How to get the sum of column values in a dataframe in Python ?
In this article, we will discuss about how to get the sum To find the sum of values in a dataframe. So, let’s start exploring the topic.
Select the column by name and get the sum of all values in that column :
To find the sum of values of a single column we have to use the sum( ) or the loc[ ] function.
Using sum() :
Here by using sum( ) only, we selected a column from a dataframe by the column name and from that we can get the sum of values in that column.

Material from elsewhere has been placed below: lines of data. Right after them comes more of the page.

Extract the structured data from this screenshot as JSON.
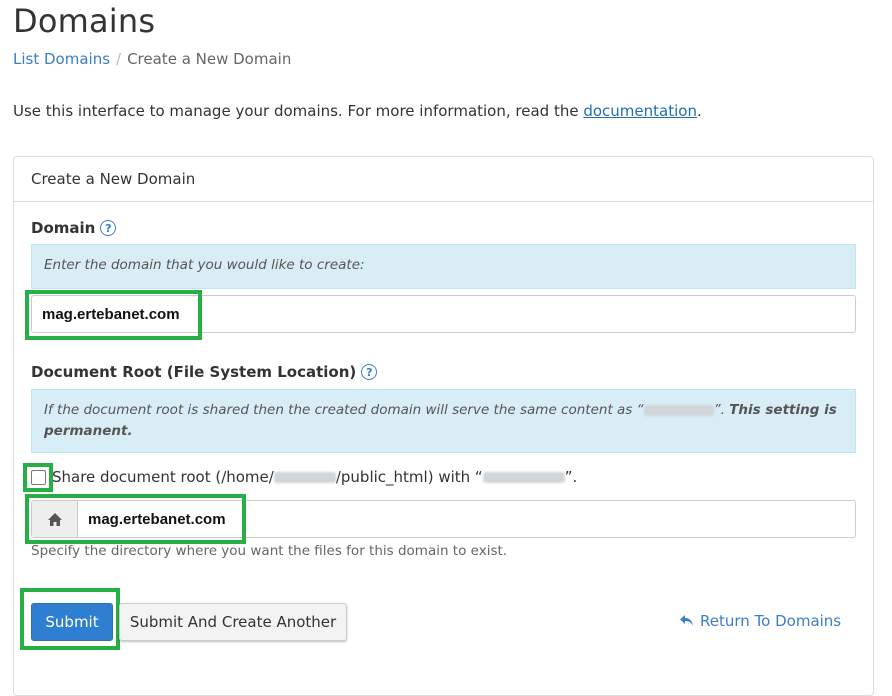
{
  "header": {
    "title": "Domains"
  },
  "breadcrumb": {
    "items": [
      "List Domains",
      "Create a New Domain"
    ],
    "separator": "/"
  },
  "intro": {
    "text": "Use this interface to manage your domains. For more information, read the ",
    "link": "documentation",
    "suffix": "."
  },
  "panel": {
    "heading": "Create a New Domain"
  },
  "domain": {
    "label": "Domain",
    "help_icon": "?",
    "info": "Enter the domain that you would like to create:",
    "value": "mag.ertebanet.com"
  },
  "docroot": {
    "label": "Document Root (File System Location)",
    "help_icon": "?",
    "info_prefix": "If the document root is shared then the created domain will serve the same content as “",
    "info_mid": "”. ",
    "info_strong": "This setting is permanent.",
    "share_prefix": "Share document root (/home/",
    "share_mid": "/public_html) with “",
    "share_suffix": "”.",
    "share_checked": false,
    "value": "mag.ertebanet.com",
    "help": "Specify the directory where you want the files for this domain to exist."
  },
  "actions": {
    "submit": "Submit",
    "submit_another": "Submit And Create Another",
    "return": "Return To Domains"
  },
  "colors": {
    "primary": "#2e7fd1",
    "link": "#3b7fc4",
    "highlight": "#27ae45",
    "info_bg": "#d9edf7"
  }
}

Syntax- dataFrame_Object[‘column_name’].sum( )
#Program :
import numpy as np
import pandas as pd
# Example data
students = [('Jill',   16,    'Tokyo', 150),
('Rachel',   38,    'Texas',  177),
('Kirti',   39,    'New York', 97),
('Veena',  40,    'Texas',  np.NaN),
('Lucifer',  np.NaN, 'Texas',  130),
('Pablo', 30,    'New York', 155),
('Lionel',  45,    'Colombia', 121) ]
dfObj = pd.DataFrame(students, columns=['Name','Age','City','Score'])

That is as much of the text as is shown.